Last Tuesday Wong’s Scholarism student movement, together with the Federation of Students, comprising university unions, spearheaded a mini Occupy Central exercise to lobby for the right to Public to nominate candidates in the Chief Executive race.  
Wong was prompted to get involved, as per his local media interview,' I have always wondered why my life is so comfortable while others had so little. And that's where we need start. When he was six or seven, his parents began to take him on visit’s to Hong Kong’s poor.

Today Wong is at the forefront of a surging protest movement or Umbrella Revolution pushing for the right to democratically elect the region's next leader. Joshua Wong is one of Hong Kong's fiercest and most influential government critics. He was concerned about the problems such as Hong Kong’s widening income gap, he said that could be traced to structural flaws in its political system that allows vested interests to control politics and policies.

But that is what he has been doing since he was 15, when he led a campaign that forced the government to back down on introducing national education in schools. His student movement, Scholarism, successfully blocked the introduction of national education in schools which would have required students to develop "an emotional attachment to China".

The child of middle class Christian parents -his father works in a multinational cooperation while his mother is a housewife, Wong says his interest in social issues started at an early age.

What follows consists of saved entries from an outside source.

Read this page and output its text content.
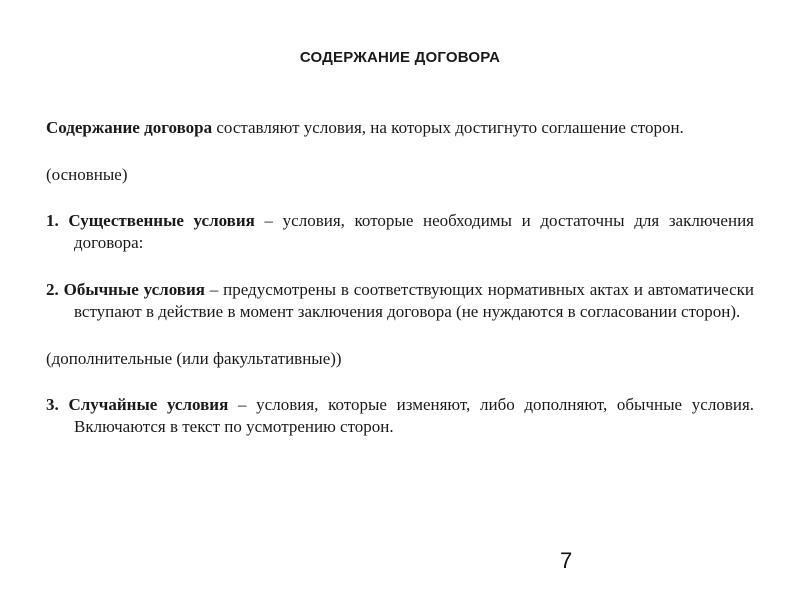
СОДЕРЖАНИЕ ДОГОВОРА

Содержание договора составляют условия, на которых достигнуто соглашение сторон.

(основные)

1. Существенные условия – условия, которые необходимы и достаточны для заключения договора:

2. Обычные условия – предусмотрены в соответствующих нормативных актах и автоматически вступают в действие в момент заключения договора (не нуждаются в согласовании сторон).

(дополнительные (или факультативные))

3. Случайные условия – условия, которые изменяют, либо дополняют, обычные условия. Включаются в текст по усмотрению сторон.

7
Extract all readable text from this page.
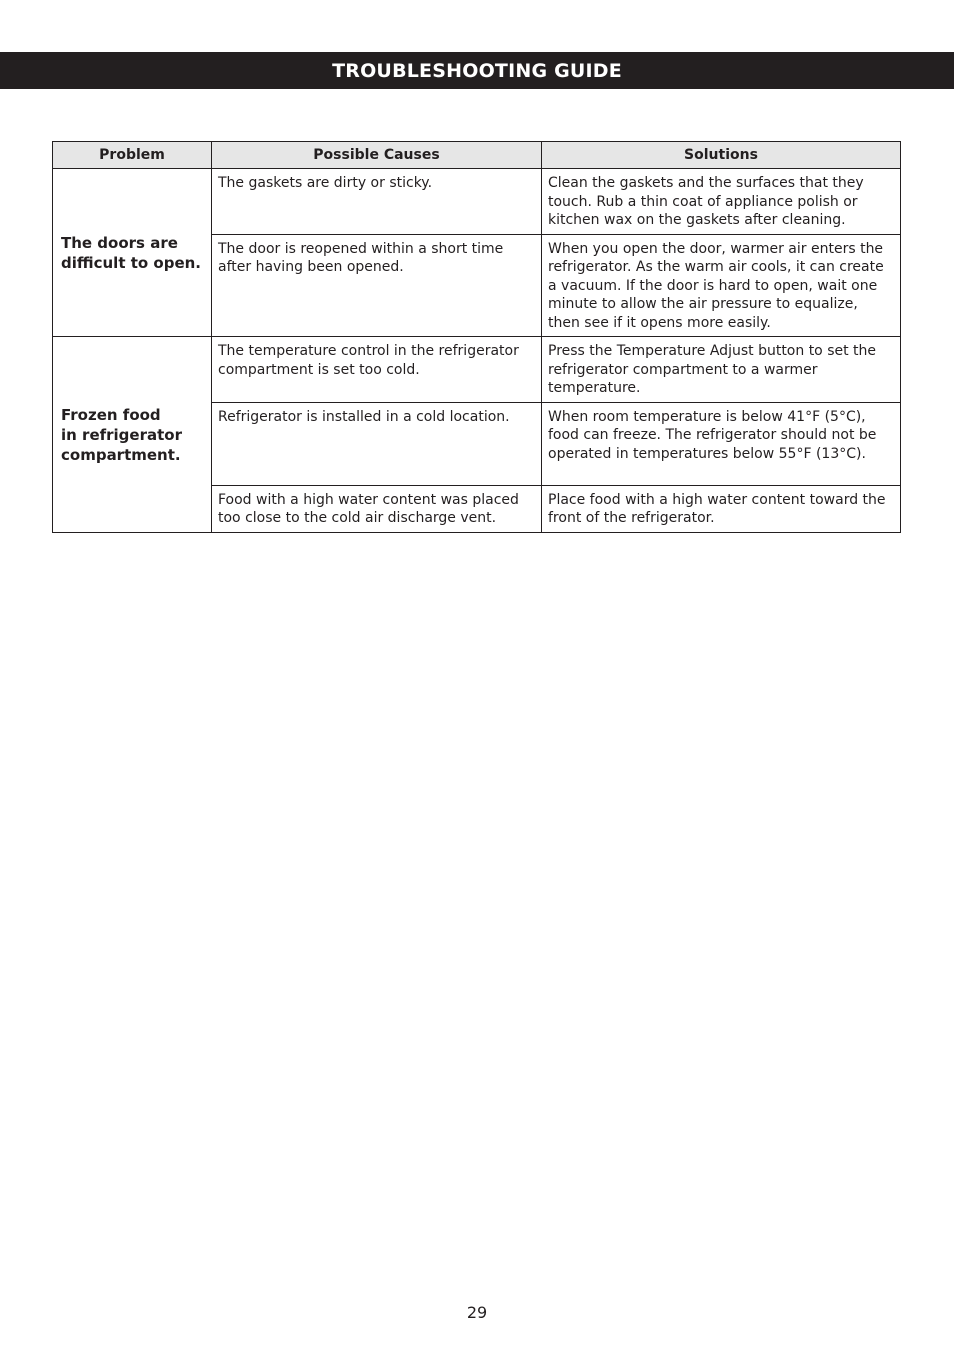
TROUBLESHOOTING GUIDE
Problem	Possible Causes	Solutions
The doors are
difficult to open.	The gaskets are dirty or sticky.	Clean the gaskets and the surfaces that they touch. Rub a thin coat of appliance polish or kitchen wax on the gaskets after cleaning.
	The door is reopened within a short time after having been opened.	When you open the door, warmer air enters the refrigerator. As the warm air cools, it can create a vacuum. If the door is hard to open, wait one minute to allow the air pressure to equalize, then see if it opens more easily.
Frozen food
in refrigerator
compartment.	The temperature control in the refrigerator compartment is set too cold.	Press the Temperature Adjust button to set the refrigerator compartment to a warmer temperature.
	Refrigerator is installed in a cold location.	When room temperature is below 41°F (5°C), food can freeze. The refrigerator should not be operated in temperatures below 55°F (13°C).
	Food with a high water content was placed too close to the cold air discharge vent.	Place food with a high water content toward the front of the refrigerator.
29
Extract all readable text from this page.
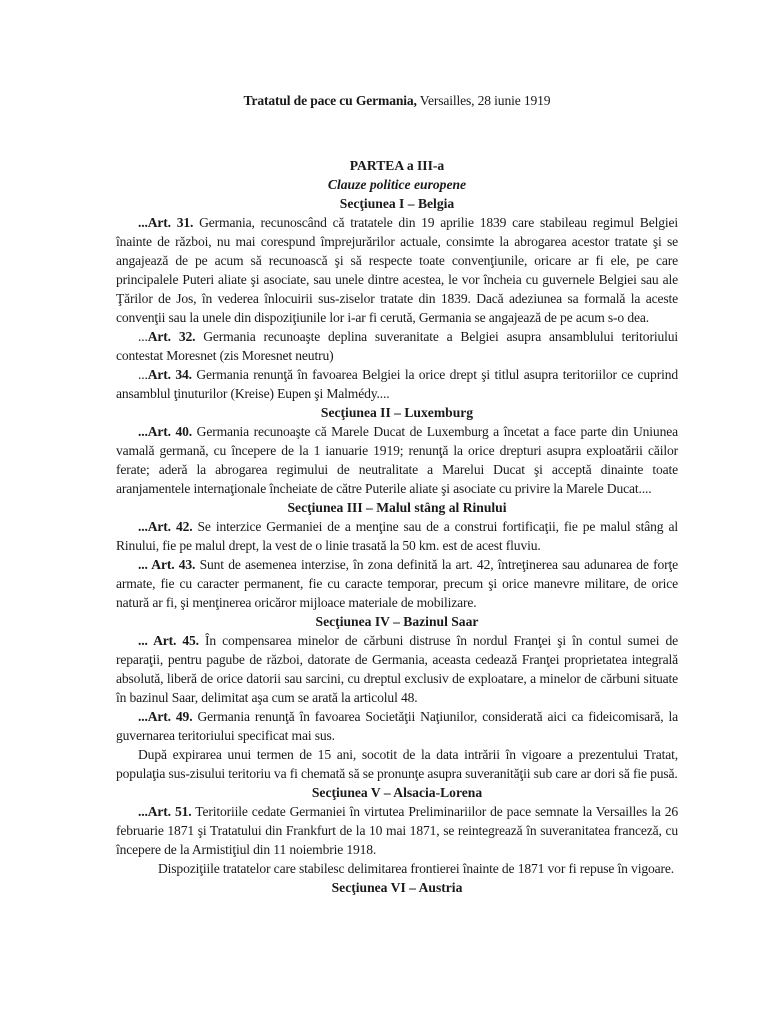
Tratatul de pace cu Germania, Versailles, 28 iunie 1919

PARTEA a III-a

Clauze politice europene

Secţiunea I – Belgia

...Art. 31. Germania, recunoscând că tratatele din 19 aprilie 1839 care stabileau regimul Belgiei înainte de război, nu mai corespund împrejurărilor actuale, consimte la abrogarea acestor tratate şi se angajează de pe acum să recunoască şi să respecte toate convenţiunile, oricare ar fi ele, pe care principalele Puteri aliate şi asociate, sau unele dintre acestea, le vor încheia cu guvernele Belgiei sau ale Ţărilor de Jos, în vederea înlocuirii sus-ziselor tratate din 1839. Dacă adeziunea sa formală la aceste convenţii sau la unele din dispoziţiunile lor i-ar fi cerută, Germania se angajează de pe acum s-o dea.

...Art. 32. Germania recunoaşte deplina suveranitate a Belgiei asupra ansamblului teritoriului contestat Moresnet (zis Moresnet neutru)

...Art. 34. Germania renunţă în favoarea Belgiei la orice drept şi titlul asupra teritoriilor ce cuprind ansamblul ţinuturilor (Kreise) Eupen şi Malmédy....

Secţiunea II – Luxemburg

...Art. 40. Germania recunoaşte că Marele Ducat de Luxemburg a încetat a face parte din Uniunea vamală germană, cu începere de la 1 ianuarie 1919; renunţă la orice drepturi asupra exploatării căilor ferate; aderă la abrogarea regimului de neutralitate a Marelui Ducat şi acceptă dinainte toate aranjamentele internaţionale încheiate de către Puterile aliate şi asociate cu privire la Marele Ducat....

Secţiunea III – Malul stâng al Rinului

...Art. 42. Se interzice Germaniei de a menţine sau de a construi fortificaţii, fie pe malul stâng al Rinului, fie pe malul drept, la vest de o linie trasată la 50 km. est de acest fluviu.

... Art. 43. Sunt de asemenea interzise, în zona definită la art. 42, întreţinerea sau adunarea de forţe armate, fie cu caracter permanent, fie cu caracte temporar, precum şi orice manevre militare, de orice natură ar fi, şi menţinerea oricăror mijloace materiale de mobilizare.

Secţiunea IV – Bazinul Saar

... Art. 45. În compensarea minelor de cărbuni distruse în nordul Franţei şi în contul sumei de reparaţii, pentru pagube de război, datorate de Germania, aceasta cedează Franţei proprietatea integrală absolută, liberă de orice datorii sau sarcini, cu dreptul exclusiv de exploatare, a minelor de cărbuni situate în bazinul Saar, delimitat aşa cum se arată la articolul 48.

...Art. 49. Germania renunţă în favoarea Societăţii Naţiunilor, considerată aici ca fideicomisară, la guvernarea teritoriului specificat mai sus.

După expirarea unui termen de 15 ani, socotit de la data intrării în vigoare a prezentului Tratat, populaţia sus-zisului teritoriu va fi chemată să se pronunţe asupra suveranităţii sub care ar dori să fie pusă.

Secţiunea V – Alsacia-Lorena

...Art. 51. Teritoriile cedate Germaniei în virtutea Preliminariilor de pace semnate la Versailles la 26 februarie 1871 şi Tratatului din Frankfurt de la 10 mai 1871, se reintegrează în suveranitatea franceză, cu începere de la Armistiţiul din 11 noiembrie 1918.

Dispoziţiile tratatelor care stabilesc delimitarea frontierei înainte de 1871 vor fi repuse în vigoare.

Secţiunea VI – Austria
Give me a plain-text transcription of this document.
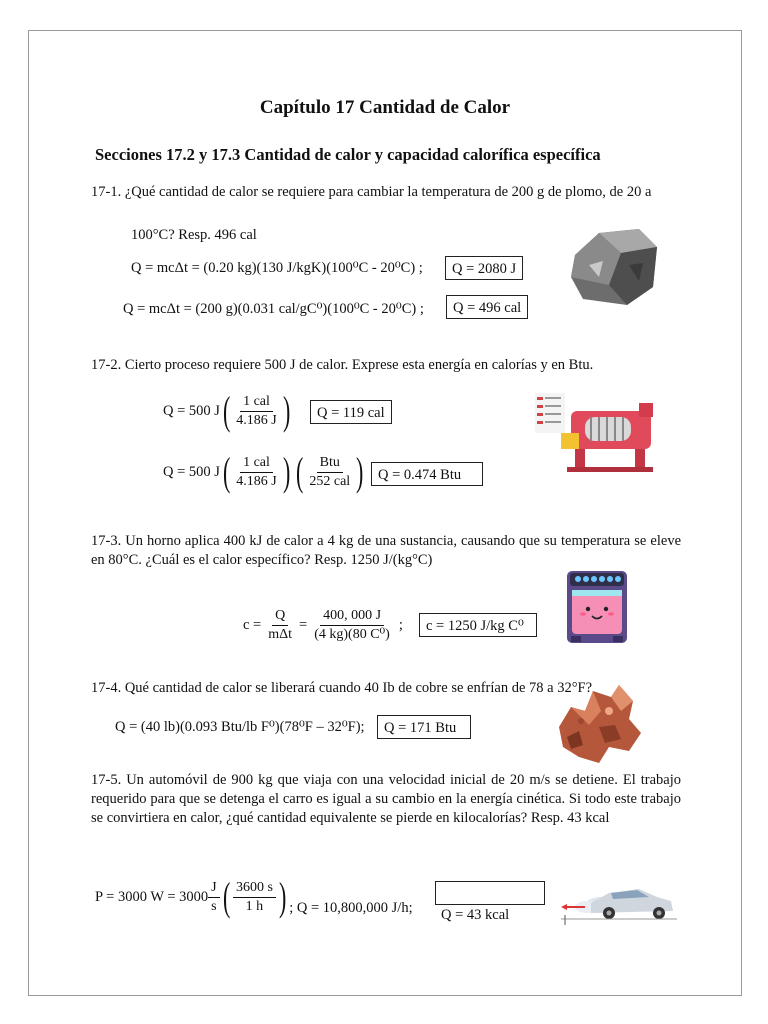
Capítulo 17 Cantidad de Calor
Secciones 17.2 y 17.3 Cantidad de calor y capacidad calorífica específica
17-1. ¿Qué cantidad de calor se requiere para cambiar la temperatura de 200 g de plomo, de 20 a
100°C? Resp. 496 cal
Q = mcΔt = (0.20 kg)(130 J/kgK)(100⁰C - 20⁰C) ;	Q = 2080 J
Q = mcΔt = (200 g)(0.031 cal/gC⁰)(100⁰C - 20⁰C) ;	Q = 496 cal
17-2. Cierto proceso requiere 500 J de calor. Exprese esta energía en calorías y en Btu.
Q = 500 J ( $\frac{\text{1 cal}}{4.186 J}$ )	Q = 119 cal
Q = 500 J ( $\frac{\text{1 cal}}{4.186 J}$ ) ( $\frac{\text{Btu}}{\text{252 cal}}$ ) Q = 0.474 Btu
17-3. Un horno aplica 400 kJ de calor a 4 kg de una sustancia, causando que su temperatura se eleve en 80°C. ¿Cuál es el calor específico? Resp. 1250 J/(kg°C)
$c = \frac{Q}{\text{mΔt}} = \frac{400, 000 J}{\text{(4 kg)(80 C⁰)}}$ ;	c = 1250 J/kg C⁰
17-4. Qué cantidad de calor se liberará cuando 40 Ib de cobre se enfrían de 78 a 32°F?
Q = (40 lb)(0.093 Btu/lb F⁰)(78⁰F – 32⁰F);	Q = 171 Btu
17-5. Un automóvil de 900 kg que viaja con una velocidad inicial de 20 m/s se detiene. El trabajo requerido para que se detenga el carro es igual a su cambio en la energía cinética. Si todo este trabajo se convirtiera en calor, ¿qué cantidad equivalente se pierde en kilocalorías? Resp. 43 kcal
P = 3000 $W = 3000 \frac{J}{s}$ ( $\frac{3600 s}{1 h}$ ) ; Q = 10,800,000 J/h; Q = 43 kcal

Learning about the Tinanamen student movement in 1989 had fired him up. Wong has difficulty in reading because of Dyslexia, but he is otherwise articulate and has formidable communication skills in rallying his young non-violent troops.

Since late Friday, police have arrested dozens of protesters who had scaled fences at government headquarters following a week of pro-democracy protests and class boycotts. Police had used pepper spray on some of the students.
“The courage of the students and members of the public in their spontaneous decision to stay has touched many Hong Kong people,” said Occupy Central, which had originally planned to launch a mass civil disobedience campaign around China’s National Day holiday on Oct. 1, when many mainlanders visit the city.
It is interesting to note that, as we gather to celebrate the International Day of Non-violence on 2nd October in Bangkok, the Man born 145 years ago had extended the experiment in non-violence to non-violent resistance, non-cooperation and civil disobedience. The method and this experiment have changed with every decade and in each country. The essence though, remains the same; its strategy has changed in response to a specific context. The method that seeks not to vanquish the adversary but causing a change of heart and thus making the victory a joint one is relevant even today in the world. The answer for Mahatma Gandhi was always found in action. Mahatma Gandhi had said, ‘An ounce of practice is worth more than tones of preaching.’